Macroeconomia, a única coisa que sustenta
Em meio ao caos, só um navio se mantém à tona no Peru, por mais difícil que pareça: a economia. Embora até isso comece a mostrar sinais de fraqueza. Esta semana, a agência de classificação Moody's rebaixou a classificação do país de estável para negativa pela primeira vez em 20 anos devido à instabilidade política. A economia acorrentou três décadas de crescimento econômico e em meio a dados animadores, surge um nome que se repete por toda parte como o do mago das finanças, o diretor do banco central, Julio Velarde, que assumiu o cargo em 2006. Nem um único presidente do país , e muitos já passaram, se atreveu a mover sua cadeira, nem mesmo Castillo. O banco conseguiu manter o equilíbrio fiscal e se concentrou em sustentar o valor do sol peruano. E embora este ano sofra de inflação como a maioria dos países do mundo,
Esse crescimento, nas mãos de um Estado incapaz, não permeia todas as camadas da sociedade. Durante a pandemia, em 2020, o Peru passou de 20% para 30% da população vivendo na pobreza. Em 2021 foi de 26%, mas espera-se que volte a crescer em 2022 devido à inflação.

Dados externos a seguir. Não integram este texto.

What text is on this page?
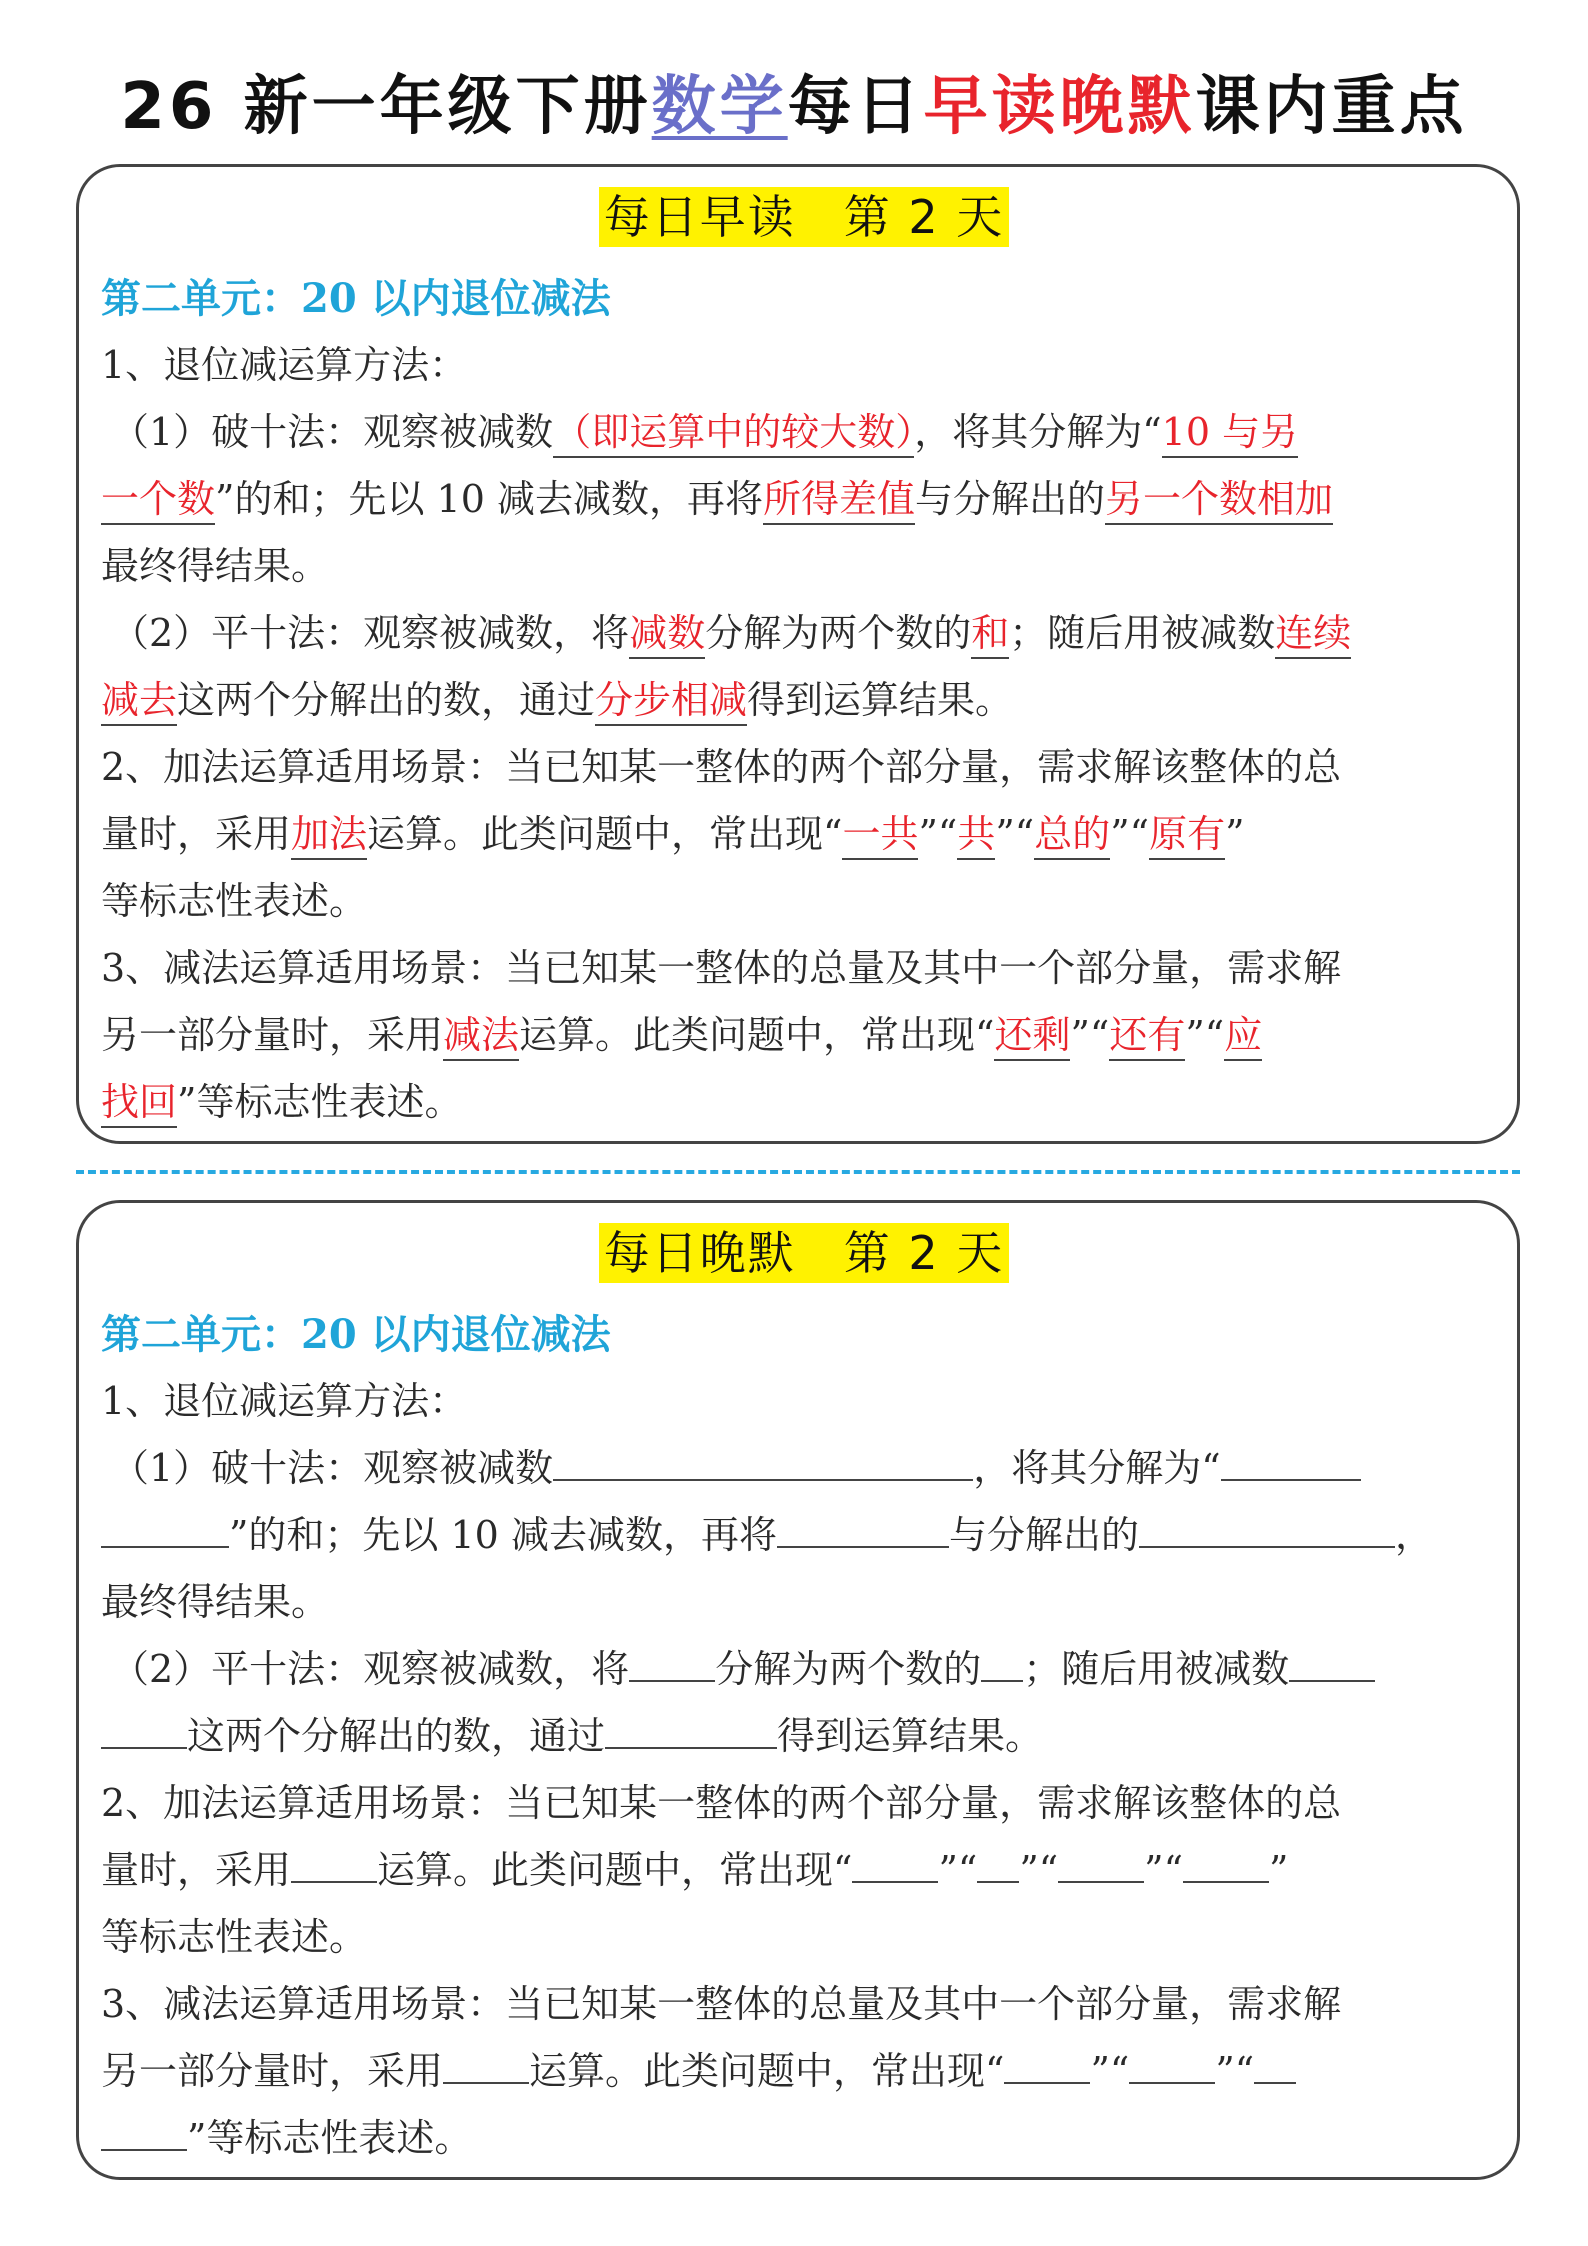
26 新一年级下册数学每日早读晚默课内重点
每日早读　第 2 天
第二单元：20 以内退位减法
1、退位减运算方法：
（1）破十法：观察被减数（即运算中的较大数），将其分解为“10 与另
一个数”的和；先以 10 减去减数，再将所得差值与分解出的另一个数相加
最终得结果。
（2）平十法：观察被减数，将减数分解为两个数的和；随后用被减数连续
减去这两个分解出的数，通过分步相减得到运算结果。
2、加法运算适用场景：当已知某一整体的两个部分量，需求解该整体的总
量时，采用加法运算。此类问题中，常出现“一共”“共”“总的”“原有”
等标志性表述。
3、减法运算适用场景：当已知某一整体的总量及其中一个部分量，需求解
另一部分量时，采用减法运算。此类问题中，常出现“还剩”“还有”“应
找回”等标志性表述。
每日晚默　第 2 天
第二单元：20 以内退位减法
1、退位减运算方法：
（1）破十法：观察被减数	，将其分解为“
”的和；先以 10 减去减数，再将	与分解出的	，
最终得结果。
（2）平十法：观察被减数，将 分解为两个数的 ；随后用被减数
这两个分解出的数，通过	得到运算结果。
2、加法运算适用场景：当已知某一整体的两个部分量，需求解该整体的总
量时，采用 运算。此类问题中，常出现“ ”“ ”“ ”“ ”
等标志性表述。
3、减法运算适用场景：当已知某一整体的总量及其中一个部分量，需求解
另一部分量时，采用 运算。此类问题中，常出现“ ”“ ”“
”等标志性表述。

Toda essa desigualdade continua alimentando a raiva nas ruas. A isso se soma o desdém dos parlamentares, que se recusam a dar uma trégua na crise convocando eleições o quanto antes. As mensagens do presidente, que minimiza a maior crise do país em uma década, fabulando que os bons peruanos que querem a paz são mais do que os "maus" que estão incendiando o país.
Gonzalo Banda, arrasado com a situação como outras vozes que foram indagadas, pensa que talvez fosse necessário um "drama autêntico" para unir a sociedade peruana de uma vez por todas: o abismo de uma ditadura, um grave problema econômico...
- 60 mortos não é um drama?
-Os mortos unem uma parte do Peru. Mas nem mesmo isso, que é bárbaro, nos une. Os mortos não são suficientes para as pessoas: eles foram tão longe que não são meus mortos, são seus mortos, estamos bem aqui.